West Coast fish processor drops challenged expansion bid

  • Associated Press
  • Wednesday, January 28, 2015 7:07pm
  • Business

ASTORIA, Ore. — One of the West Coast’s biggest fish companies, Pacific Seafood, has told a federal judge it isn’t going through with the purchase of a Washington state processor that fishermen have challenged in an antitrust case.

Commercial fishermen contend the purchase of the Ocean Gold Seafoods plant at Westport will extend Pacific Seafood’s monopoly power over fish markets.

The plant is a major processor of whiting, which is used in simulated crab products and sold as fillets. It’s the most abundant commercial species on the West Coast.

A hearing is scheduled on a temporary restraining order for early February, the Daily Astorian reported Wednesday.

In a motion to dismiss the lawsuit, attorneys for Pacific Seafood told the U.S. District Court in Medford that a proposed stock purchase agreement with Ocean Gold “is dead and gone — it is no more.” A lawyer for the company, Daniel Occhipinti, cited the time and expense of the litigation.

But the lawyer for the fishermen, Michael Haglund of Portland, said the lawsuit would go forward.

“They’re not willing to stipulate that they won’t acquire Ocean Gold,” he said. “They’re just saying the transaction is terminated for now.”

He said the fishermen want a court order forbidding the company from buying Ocean Gold or having an arrangement that allows Pacific Seafood to control it.

“We’re very disappointed that this great opportunity for Ocean Gold, its employees, our community and my family will not proceed,” Mark Rydman, the president of Ocean Gold Seafoods, said in a statement.

Pacific Seafood has an exclusive marketing agreement with Ocean Gold that runs through February 2016.

Frank Dulcich, president and CEO of Pacific Seafood Group, also has a significant stock holding in Ocean Gold.

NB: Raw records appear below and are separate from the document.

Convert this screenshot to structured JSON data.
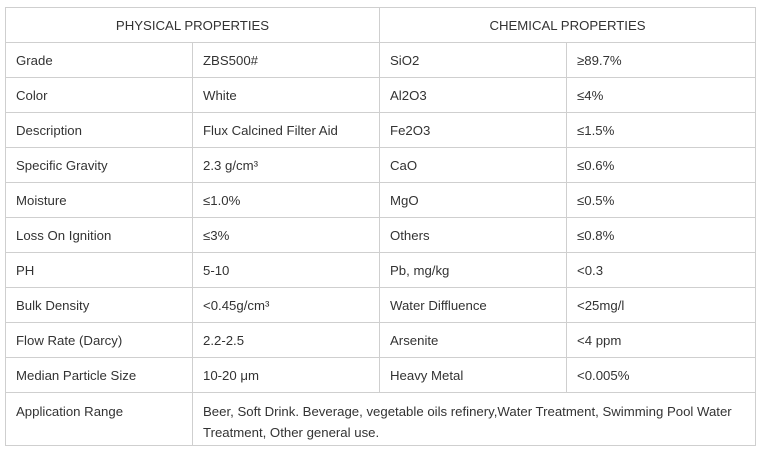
{
  "header": {
    "physical": "PHYSICAL PROPERTIES",
    "chemical": "CHEMICAL PROPERTIES"
  },
  "rows": [
    {
      "phys_label": "Grade",
      "phys_value": "ZBS500#",
      "chem_label": "SiO2",
      "chem_value": "≥89.7%"
    },
    {
      "phys_label": "Color",
      "phys_value": "White",
      "chem_label": "Al2O3",
      "chem_value": "≤4%"
    },
    {
      "phys_label": "Description",
      "phys_value": "Flux Calcined Filter Aid",
      "chem_label": "Fe2O3",
      "chem_value": "≤1.5%"
    },
    {
      "phys_label": "Specific Gravity",
      "phys_value": "2.3 g/cm³",
      "chem_label": "CaO",
      "chem_value": "≤0.6%"
    },
    {
      "phys_label": "Moisture",
      "phys_value": "≤1.0%",
      "chem_label": "MgO",
      "chem_value": "≤0.5%"
    },
    {
      "phys_label": "Loss On Ignition",
      "phys_value": "≤3%",
      "chem_label": "Others",
      "chem_value": "≤0.8%"
    },
    {
      "phys_label": "PH",
      "phys_value": "5-10",
      "chem_label": "Pb, mg/kg",
      "chem_value": "<0.3"
    },
    {
      "phys_label": "Bulk Density",
      "phys_value": "<0.45g/cm³",
      "chem_label": "Water Diffluence",
      "chem_value": "<25mg/l"
    },
    {
      "phys_label": "Flow Rate (Darcy)",
      "phys_value": "2.2-2.5",
      "chem_label": "Arsenite",
      "chem_value": "<4 ppm"
    },
    {
      "phys_label": "Median Particle Size",
      "phys_value": "10-20 μm",
      "chem_label": "Heavy Metal",
      "chem_value": "<0.005%"
    }
  ],
  "application": {
    "label": "Application Range",
    "value": "Beer, Soft Drink. Beverage, vegetable oils refinery,Water Treatment, Swimming Pool Water Treatment, Other general use."
  }
}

The Oregonian recently reported that he has built Pacific Seafood from a single retail shop in Portland into one of the largest integrated seafood companies in the country, with sales approaching $1 billion.

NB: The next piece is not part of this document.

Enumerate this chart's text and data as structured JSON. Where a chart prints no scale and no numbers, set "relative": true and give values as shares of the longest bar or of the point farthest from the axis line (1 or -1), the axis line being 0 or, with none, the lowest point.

It has purchased 18 seafood processing plants in Northern California, Oregon and Washington, is the sole buyer of seafood in seven coastal cities and has assembled its own fishing fleet. The company employs more than 2,500 people at 35 locations.

In 2012, commercial fishermen settled a previous class-action lawsuit against Pacific Seafood. The company agreed to take steps to improve competition, including not extending the Ocean Gold marketing agreement beyond February 2016.